Wk 10 Lecture

This Lecture was in the reflection of the Long tail notion: 80% of anything is created by 20% of the creators. In the Lecture we used iTunes as a case study: the rule stating that 80% of songs downloaded from iTunes comes from 20% of the artists that can be found on iTunes. When we put the rule in regards of something solid like a supermarket then the other 80% of products don’t sell as much as the 20% which could be considered a loss, considering that food might go off and shelf space is limited. When we bring this to our online iTunes model shelf space is potentially unlimited, which gets rid of the previous concern and shelf space is therefore relatively cheaper than anything concrete, although not completely free, we are living in a capitalistic world after all. So what are the benefits of this and why is the rule important; even though the rule states that 80% of songs downloaded are from 20% of the artist the other 80% of the artists are still selling and making money for iTunes, the shelf space not costing them much at all they are actually making millions of dollars from this “long tail” of artists thanks to the limitlessness of the internet. . . interesting . . . very interesting

Wk 10 Reading

This weeks reading was all about DataBases and what the specifically mean . . . a whole 20 pages of it. . .

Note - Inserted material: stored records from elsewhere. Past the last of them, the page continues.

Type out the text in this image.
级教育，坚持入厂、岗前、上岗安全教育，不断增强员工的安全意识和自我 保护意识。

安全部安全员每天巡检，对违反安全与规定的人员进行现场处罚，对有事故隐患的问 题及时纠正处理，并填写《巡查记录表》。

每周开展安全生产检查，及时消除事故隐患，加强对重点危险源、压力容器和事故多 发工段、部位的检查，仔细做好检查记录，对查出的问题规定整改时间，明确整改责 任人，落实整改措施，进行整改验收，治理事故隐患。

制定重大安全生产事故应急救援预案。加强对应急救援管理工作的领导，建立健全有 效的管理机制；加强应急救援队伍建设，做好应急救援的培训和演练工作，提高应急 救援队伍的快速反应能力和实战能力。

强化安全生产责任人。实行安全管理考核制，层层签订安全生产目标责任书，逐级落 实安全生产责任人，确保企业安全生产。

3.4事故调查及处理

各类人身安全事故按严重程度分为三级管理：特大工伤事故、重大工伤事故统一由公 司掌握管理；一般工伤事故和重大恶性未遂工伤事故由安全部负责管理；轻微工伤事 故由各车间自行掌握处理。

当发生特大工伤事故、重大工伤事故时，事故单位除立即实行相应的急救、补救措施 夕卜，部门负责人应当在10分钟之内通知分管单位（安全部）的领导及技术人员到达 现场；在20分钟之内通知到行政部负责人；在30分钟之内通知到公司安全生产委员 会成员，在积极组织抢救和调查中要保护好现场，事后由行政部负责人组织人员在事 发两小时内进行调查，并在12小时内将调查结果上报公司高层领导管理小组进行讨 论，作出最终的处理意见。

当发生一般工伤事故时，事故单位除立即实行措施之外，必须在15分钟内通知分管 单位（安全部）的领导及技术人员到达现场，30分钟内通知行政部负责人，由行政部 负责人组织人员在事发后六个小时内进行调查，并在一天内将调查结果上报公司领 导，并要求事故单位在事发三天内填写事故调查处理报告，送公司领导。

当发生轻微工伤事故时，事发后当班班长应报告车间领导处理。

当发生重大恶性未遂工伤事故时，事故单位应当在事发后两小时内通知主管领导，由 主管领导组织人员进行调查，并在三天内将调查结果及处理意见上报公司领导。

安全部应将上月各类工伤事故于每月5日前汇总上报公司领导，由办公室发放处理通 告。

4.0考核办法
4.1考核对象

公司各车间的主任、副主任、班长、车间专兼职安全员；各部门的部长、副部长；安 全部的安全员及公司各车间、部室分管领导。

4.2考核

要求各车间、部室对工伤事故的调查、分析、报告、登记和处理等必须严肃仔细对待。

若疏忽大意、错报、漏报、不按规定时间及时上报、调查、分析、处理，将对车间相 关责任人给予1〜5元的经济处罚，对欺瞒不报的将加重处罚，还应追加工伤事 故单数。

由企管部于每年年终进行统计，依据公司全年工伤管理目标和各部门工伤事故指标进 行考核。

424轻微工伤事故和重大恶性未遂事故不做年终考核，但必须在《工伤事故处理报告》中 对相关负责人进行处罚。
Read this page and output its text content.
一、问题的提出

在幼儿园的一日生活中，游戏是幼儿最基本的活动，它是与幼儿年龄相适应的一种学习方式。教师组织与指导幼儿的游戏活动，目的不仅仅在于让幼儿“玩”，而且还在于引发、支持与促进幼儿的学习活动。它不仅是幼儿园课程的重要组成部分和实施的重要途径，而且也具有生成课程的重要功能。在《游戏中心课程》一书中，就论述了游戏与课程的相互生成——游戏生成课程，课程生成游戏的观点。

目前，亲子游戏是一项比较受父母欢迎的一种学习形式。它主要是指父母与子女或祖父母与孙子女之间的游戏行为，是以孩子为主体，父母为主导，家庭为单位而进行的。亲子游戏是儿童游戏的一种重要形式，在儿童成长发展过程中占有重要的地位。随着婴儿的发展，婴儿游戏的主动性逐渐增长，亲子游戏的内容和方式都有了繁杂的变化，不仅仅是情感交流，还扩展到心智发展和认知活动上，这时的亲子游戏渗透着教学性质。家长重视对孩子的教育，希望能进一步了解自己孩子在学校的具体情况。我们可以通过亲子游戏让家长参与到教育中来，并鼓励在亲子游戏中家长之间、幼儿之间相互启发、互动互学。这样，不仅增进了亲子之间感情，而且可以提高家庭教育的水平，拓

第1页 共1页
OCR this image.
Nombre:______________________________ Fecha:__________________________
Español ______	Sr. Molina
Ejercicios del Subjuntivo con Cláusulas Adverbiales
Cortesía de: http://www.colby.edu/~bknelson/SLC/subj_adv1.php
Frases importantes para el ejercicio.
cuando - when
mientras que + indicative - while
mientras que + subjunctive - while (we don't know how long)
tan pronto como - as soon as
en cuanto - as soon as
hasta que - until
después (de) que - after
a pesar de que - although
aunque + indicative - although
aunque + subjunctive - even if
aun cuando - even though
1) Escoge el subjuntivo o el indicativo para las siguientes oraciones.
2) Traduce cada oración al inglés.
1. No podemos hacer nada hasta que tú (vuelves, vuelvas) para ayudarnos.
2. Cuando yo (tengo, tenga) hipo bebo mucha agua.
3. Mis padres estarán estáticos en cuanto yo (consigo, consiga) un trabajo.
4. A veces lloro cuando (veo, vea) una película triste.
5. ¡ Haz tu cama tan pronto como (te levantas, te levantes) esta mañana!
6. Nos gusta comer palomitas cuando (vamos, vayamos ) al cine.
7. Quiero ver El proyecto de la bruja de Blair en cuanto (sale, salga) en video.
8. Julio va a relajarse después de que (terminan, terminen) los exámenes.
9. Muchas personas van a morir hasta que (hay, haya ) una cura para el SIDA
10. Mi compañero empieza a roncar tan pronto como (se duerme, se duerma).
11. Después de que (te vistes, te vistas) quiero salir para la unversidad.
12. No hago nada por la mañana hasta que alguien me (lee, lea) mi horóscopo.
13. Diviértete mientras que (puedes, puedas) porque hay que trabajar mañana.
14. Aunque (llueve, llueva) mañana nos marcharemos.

I will get to databases in a second but can I be the only one that stumbled at the “data and algorithm” section? Video games are an algorithm. *double take*
They’ve tricked us all, we doing math for fun, we even pay for it, whaaaat? Instead of looking at this as a negative lets try and turn it around into a positive, why not install video games into the curriculum as a math subject . . . This could be the beginnings of something great!

Anyway, back on topic: data
There are different forms of data and how it can be stored and everything, the internet being the main focus for us. The argument is that the internet doesn’t have a story thread or a narrative to it. They believe that new media does not have a story to it. Which I will spend the rest of this blog disagreeing about.
Firstly the internet has its own story – the history of the internet, how it came to be, what happened as it grew and although you could argue that it doesn’t have an ending it definitely has chapters in it, the term Web 2.0 should be enough justification for this notion, so at least each chapter has a beginning middle and end.
Secondly, I disagree that there is no story or narrative within the internet. In the argument about algorithms being in games brought me to certain conclusion: everyone has a goal when they’re doing something, whether it be working in order to get money or watching copies amounts of videos on youtube to cure boredom there is always a goal and as the reading said, the game ends once you reach your goal. So if you’re on the internet you must have a certain goal, you might be researching something for instance, you’ve reached your goal when you’ve found the information that you’re looking for, so although abstract, stories exist within the internet, it is created when the reader/audience begin it and is finished when they end it.

I think I got a tad off topic there but just some food for thought.